Notice the last eq has to diverge. If you switch back the variable to $h$, $P(M) = \exp(-\beta C(M)) / Z(h)$, where $P(M)$ is the probability that the magnetization is $M$. In TL, it vanishes. (If you know the rudimentary of Monte Carlo simulation, it should be familiar.)

Yet the order of non-convexity of $C(M)$ inside the region $|M| < M_{sp}$ is $o(V)$. It's because $\partial C/\partial M = h$, er, it's lengthy and see the ref. What's important is that the inside region is $h = 0$, but we control the system by $M$. When there is first-order transition, an extensive variable is a good parameter. (When boiling water, throughout the entire "inside region" p remains 1atm and T = 100°C. Then the volume or energy specifies the state.)

The inside region is *not* a weird probabilistic mixture of $\pm M_{sp}$ equilibria. (Equilibirium in stat mech = vacuum in QFT.) Otherwise, SSB couldn't happen.

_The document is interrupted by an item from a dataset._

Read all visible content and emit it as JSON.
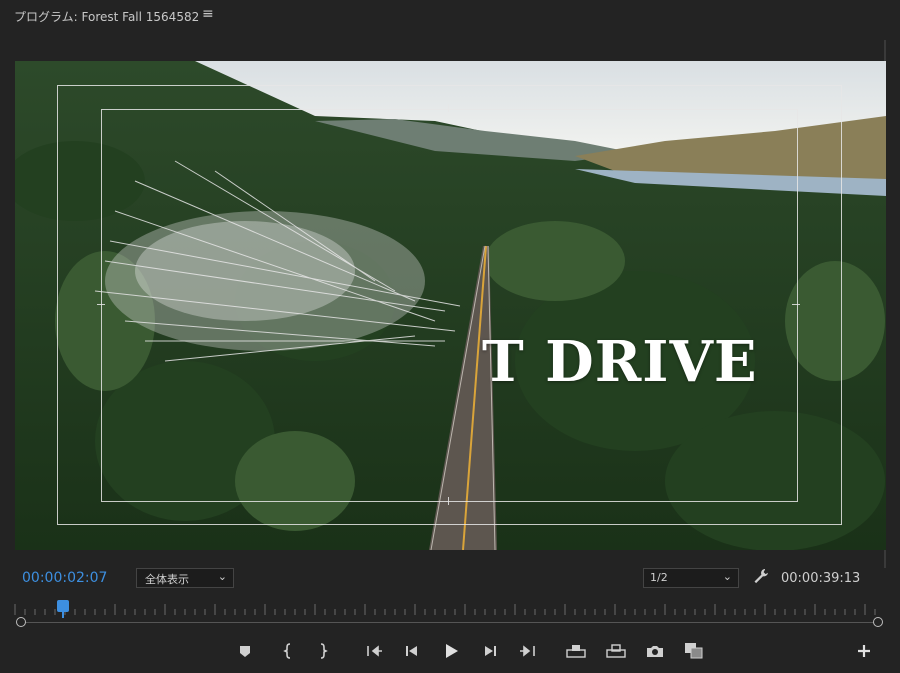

Are wall-states are equilibria? Yes, if you control $M$. No, if you control $h$, and $M$ is not constrained. In the outside region, both are valid, but in the inside region, the only available parameter is $M$. (For a real magnet, $M$ does not conserve, but you should already be familiar with such imaginary objects, like external source coupling to the field.)

The situation is the same for QFT. Intermediate states have a higher energy, but the true vacuum energy is not a "mexican hat." It has only the bump of $o(V)$. The "hat" states are metastable false vacua. (First order phase transition can have metastable states.)

Intermediate states are not a superposition of SSB vacua. $|+M_{sp}>$ and $|-M_{sp}>$ are residents of different theories, given in different Lagrangians $\mathcal{L}[\pm 0]$. They cannot be superposed. When the system is finite, any states can be added. But in TL, no.

The ref claims to prove translational invariance breaks for QFT. I don't know if states with different wall positions can be superposed when the boundary is periodic. Anyway when the boundary is free, translational invariance does not exist, and you see phonons in crystals, so I reckon it's not so much trouble even if translational invariance breaks. (Domain walls can only appear when the symmetry is discrete. For $O(N)$ models, do vortices appear?)

As for your original question...sorry my comments only add to confusions.

* Coleman-Weinberg model is an example where quantum correction breaks the classical symmetry, so your doubt in the original question has some point. (Good intro is in Peskin & Schroeder, last pages of the part 2.)

* You have to be careful distinguishing results and definitions, including the meaing of "near the classical vacuum"; when there's SSB, there seem to be many coupling constants, but they're related, and independent variables are fewer. Their relations are given by power expansion, and "near the classical vacuum" is the case where a weak-coupling theory is useful, I think.

* In QFT fields naturally have a dimension in power of length, but I'm not sure if their absolute value is meaningful; in classical electromagnetism, you have to introduce a new dimension to describe phenomena, unless you identify the charge element.

* I don't know well how to define coupling constants. For QED, static limit, i.e. Coulomb force can me measured. (The modern, precise way must be QHE or Josephson junction.) I've heard for weak force, it's defined by the tree-level interaction. (It's non-renormalizable.)